Images of work in the exhibition are available here.
Dolby Chadwick Gallery is pleased to present Vanishing Light, an exhibition of new works by Mayme Kratz, on view from April 2 to May 2. Nature figures as Kratz’s primary point of departure, her art attending not only to its cyclical rhythms and winkings of the sublime but also to those overlooked aspects of its beauty.

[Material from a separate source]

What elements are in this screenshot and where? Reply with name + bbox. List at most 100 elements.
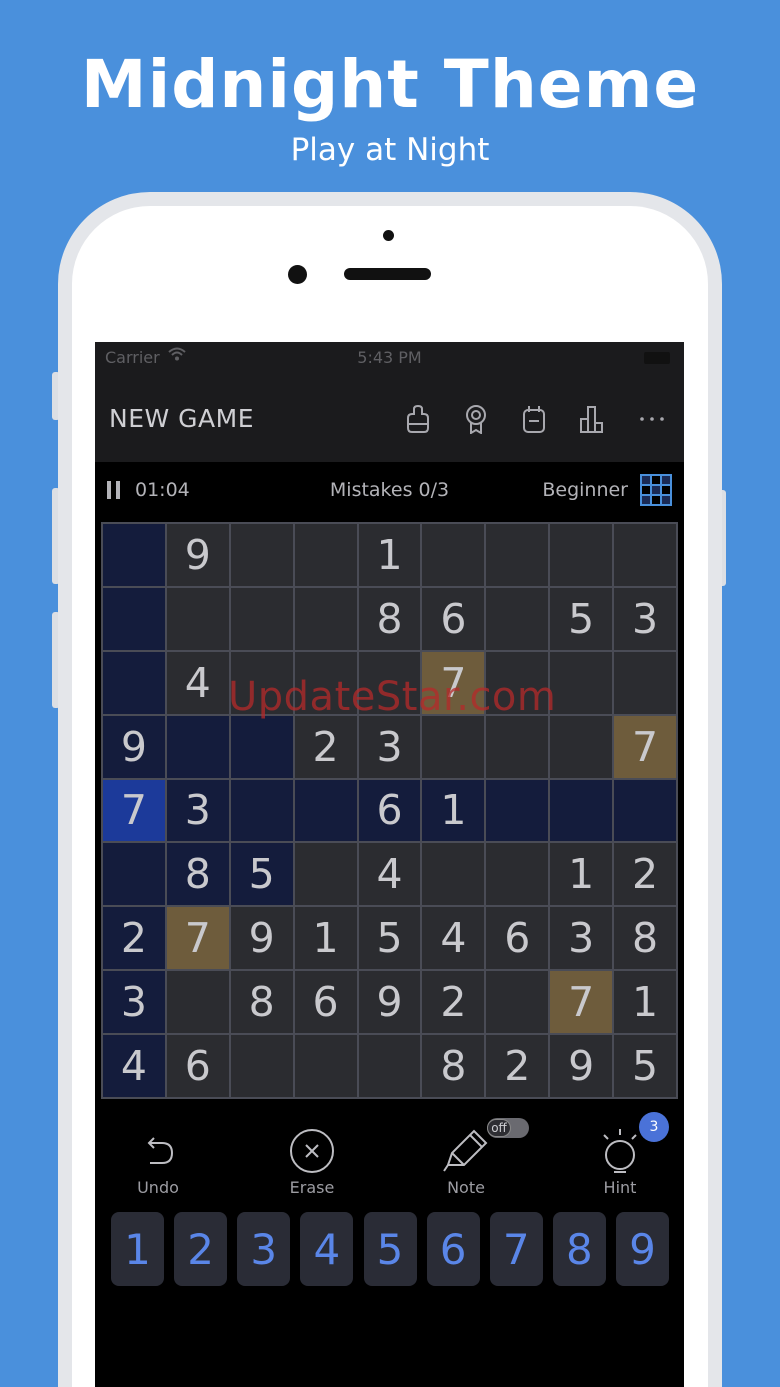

A resident of Phoenix, Arizona, Kratz is particularly drawn to the harsh conditions of the desert and the American southwest. She sets out on hiking and camping trips to explore the texture and soul of the landscape, frequently foraging for plant life, insect exoskeletons, snake vertebra, and shells, among other organic matter. These objects subsequently form the heart of her mixed media assemblages. Returning to her studio, she disassembles her findings, rearranging them on a panel before layering in colored resins that she sands down to a smooth, matte finish. The compositions often come to Kratz in dreams or, as with this body of work, in those suspended moments between states of consciousness: “Many of the images reflect what I see with my eyes closed, before I go to sleep at night.” They picture her foraged materials through a new, idiosyncratic lens, recasting their slighted elegance in unexpected terms while also conferring them with new life.
This way of seeing is exemplified by Vanishing Light 14 and Vanishing Light 15, which accentuate the hidden grandeur of snake weed by contextualizing it within an empyrean framework. In both, hundreds of delicate sprigs explode out from the center like rays of light to form a starburst arrangement. The deep blue and steely hues of the works’ resin encasings mimic twilight’s diminishing light, heightening the bright yellow of the poisonous plant and further affirming its rightful place in the sky. Violet Hour, whose title is a reference to T.S. Eliot’s poem The Wasteland, similarly conjures the cosmos using terrestrial elements. Here, a collection of seashells, snake vertebra, and rattlesnake ribs swirl as if a galaxy amid a field the color of the sky right before sunset, when blue turns to violet. Through her art, Kratz spotlights the startling relationship between earth and the celestial, noting how objects seen under the microscope often look stellar, while phenomena viewed through the telescope appear cellular.
This past year offered Kratz more opportunities to roam the desert. In addition to visiting Utah’s Grand Gulch and Cedar Mesa, she hiked the Grand Canyon, where she spent a few days along the Colorado River. Although she did not take anything from the latter location, she was profoundly influenced by its light and shadows. Many of the new works reflect these adventures, as well as the influence of Mary Oliver, the celebrated poet who passed away in January 2019. As the ravages of climate change intensify, Kratz turns to the poetry and prose of Oliver, who “dealt with sorrow by speaking about it and filtering it into something beautiful.” These recent works are, in part, an homage to Oliver’s words, whose powers “put some sort of creative, visual spell on me.”
Mayme Kratz was born in 1958, in San Diego County. Her work has been exhibited at the Phoenix Art Museum, the Tucson Museum of Art, the Scottsdale Museum of Art, and the Museum of Glass in Tacoma, among other notable institutions. She has received numerous recognitions for her practice, including a Contemporary Forum mid-career award and exhibition at the Phoenix Art Museum in 2011 as well as residencies with the Art in Embassies Program, the Museum of Glass in Tacoma, and the Pilchuck Glass School. Her art can be found in public and private collections throughout the United States.